AWS Firewall には、ステートフル(stateful) と ステートレス(stateless) のルールタイプがあり、それぞれ異なる用途や機能に適しています。AWS Firewall では、必要に応じてこれらのルールを使い分けてセキュリティポリシーを実現します。
1. ステートフル(Stateful)ルール
- 概要:ステートフルルールは、トラフィックの状態(ステート)を追跡するため、各接続のセッション情報を保持します。
-
特徴:
- 一度許可した接続に対する応答トラフィックは、自動的に許可されます。つまり、アウトバウンドで許可されたトラフィックのインバウンド応答を明示的に許可する必要はありません。
- ステートフルな追跡により、不正なトラフィックや攻撃を高精度に検出・防止できます。
- パケットレベルだけでなく、セッション全体を監視できるため、複雑なルール設定が可能です。
-
使用例:
- 内部ネットワークからのアウトバウンドアクセスや、外部から内部へのインバウンド接続を追跡・制御する場面で使用。
- インバウンド通信の接続維持が必要な場合や、接続のトラッキングが求められる用途。
2. ステートレス(Stateless)ルール
- 概要:ステートレスルールは、各トラフィックパケットを独立して処理し、セッション情報を保持しません。
-
特徴:
- 各パケットはその都度独立して評価され、過去の通信履歴やセッション情報には依存しません。
- 一方向の通信ごとに明示的な許可ルールが必要で、アウトバウンドとインバウンドの両方向でルールを設定します。

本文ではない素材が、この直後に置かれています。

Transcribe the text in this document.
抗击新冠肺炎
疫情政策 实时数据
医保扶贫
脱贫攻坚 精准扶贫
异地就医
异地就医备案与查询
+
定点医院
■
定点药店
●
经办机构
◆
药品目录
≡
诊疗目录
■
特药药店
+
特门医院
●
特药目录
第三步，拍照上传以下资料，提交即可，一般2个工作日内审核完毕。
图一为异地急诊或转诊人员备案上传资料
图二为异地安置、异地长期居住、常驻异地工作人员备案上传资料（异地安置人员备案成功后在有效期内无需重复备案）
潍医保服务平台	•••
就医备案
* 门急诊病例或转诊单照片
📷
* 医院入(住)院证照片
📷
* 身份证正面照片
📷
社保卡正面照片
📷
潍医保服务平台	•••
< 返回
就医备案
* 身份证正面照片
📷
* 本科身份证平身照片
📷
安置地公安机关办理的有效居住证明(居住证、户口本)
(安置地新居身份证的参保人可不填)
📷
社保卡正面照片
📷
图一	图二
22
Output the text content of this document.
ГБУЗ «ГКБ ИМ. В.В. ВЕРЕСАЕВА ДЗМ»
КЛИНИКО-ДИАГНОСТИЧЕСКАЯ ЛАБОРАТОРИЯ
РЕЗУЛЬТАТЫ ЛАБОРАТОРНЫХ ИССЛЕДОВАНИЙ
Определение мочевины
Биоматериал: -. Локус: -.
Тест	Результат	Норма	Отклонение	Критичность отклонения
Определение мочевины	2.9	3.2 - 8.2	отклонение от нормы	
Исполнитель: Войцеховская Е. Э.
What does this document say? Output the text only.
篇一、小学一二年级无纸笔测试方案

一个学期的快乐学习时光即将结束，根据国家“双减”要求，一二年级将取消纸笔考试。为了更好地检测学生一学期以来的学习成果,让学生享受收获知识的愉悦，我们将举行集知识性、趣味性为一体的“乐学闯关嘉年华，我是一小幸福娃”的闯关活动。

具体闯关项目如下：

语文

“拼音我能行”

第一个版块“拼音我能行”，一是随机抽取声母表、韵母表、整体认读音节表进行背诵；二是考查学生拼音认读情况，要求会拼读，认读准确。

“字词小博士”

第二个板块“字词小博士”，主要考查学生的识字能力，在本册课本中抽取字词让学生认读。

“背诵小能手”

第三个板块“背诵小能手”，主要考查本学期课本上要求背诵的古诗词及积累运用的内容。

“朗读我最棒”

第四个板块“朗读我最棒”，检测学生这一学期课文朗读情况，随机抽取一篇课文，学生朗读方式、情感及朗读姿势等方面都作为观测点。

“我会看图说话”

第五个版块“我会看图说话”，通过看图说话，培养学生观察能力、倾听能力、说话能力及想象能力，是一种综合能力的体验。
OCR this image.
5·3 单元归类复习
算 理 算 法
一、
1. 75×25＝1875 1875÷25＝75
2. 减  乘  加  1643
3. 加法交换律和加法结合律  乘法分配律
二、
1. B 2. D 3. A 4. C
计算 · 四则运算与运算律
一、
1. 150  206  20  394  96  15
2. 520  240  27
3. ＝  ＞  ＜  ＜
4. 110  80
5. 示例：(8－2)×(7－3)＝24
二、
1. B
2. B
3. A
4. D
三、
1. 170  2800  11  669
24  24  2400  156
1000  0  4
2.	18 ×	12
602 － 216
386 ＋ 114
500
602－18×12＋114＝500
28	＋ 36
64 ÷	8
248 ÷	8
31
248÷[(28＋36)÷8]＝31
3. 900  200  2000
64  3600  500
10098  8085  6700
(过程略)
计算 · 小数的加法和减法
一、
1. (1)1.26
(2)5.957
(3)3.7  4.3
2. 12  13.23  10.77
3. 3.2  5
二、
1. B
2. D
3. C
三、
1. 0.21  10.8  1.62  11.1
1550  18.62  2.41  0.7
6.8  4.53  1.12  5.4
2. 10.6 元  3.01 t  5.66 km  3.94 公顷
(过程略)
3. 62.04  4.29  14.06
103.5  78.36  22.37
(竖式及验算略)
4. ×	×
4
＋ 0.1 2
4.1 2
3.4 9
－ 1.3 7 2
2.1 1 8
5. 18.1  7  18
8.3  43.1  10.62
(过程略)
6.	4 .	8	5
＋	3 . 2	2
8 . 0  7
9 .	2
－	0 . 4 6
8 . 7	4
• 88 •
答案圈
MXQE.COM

- 比較的軽量でスケーラブルなため、大量のトラフィックを効率的にフィルタリング可能。
-
使用例:
- トラフィックのフィルタリングが中心で、セッション情報のトラッキングが必要ない場合。
- シンプルなパケットフィルタリングが求められる用途(例:特定ポートやIPアドレスでのアクセス制限)。
まとめ
特性 | ステートフルルール | ステートレスルール |
---|---|---|
状態管理 | あり(セッションを追跡) | なし(各パケットを独立して処理) |
リソース消費 | 高い(セッション追跡によりメモリを消費) | 低い(セッション情報の保存が不要) |
応答トラフィック | 自動的に許可 | 明示的なルール設定が必要 |
使用用途 | 内部ネットワークの保護、精度の高いセキュリティ設定 | 大量トラフィックのシンプルなフィルタリング |
AWSでの具体的な使い分け
AWSでは、例えば AWS Network Firewall はステートフルファイアウォール機能を提供し、複雑なルールとセッション管理が可能です。一方、セキュリティグループはステートフル、ネットワークACLはステートレスとして動作します。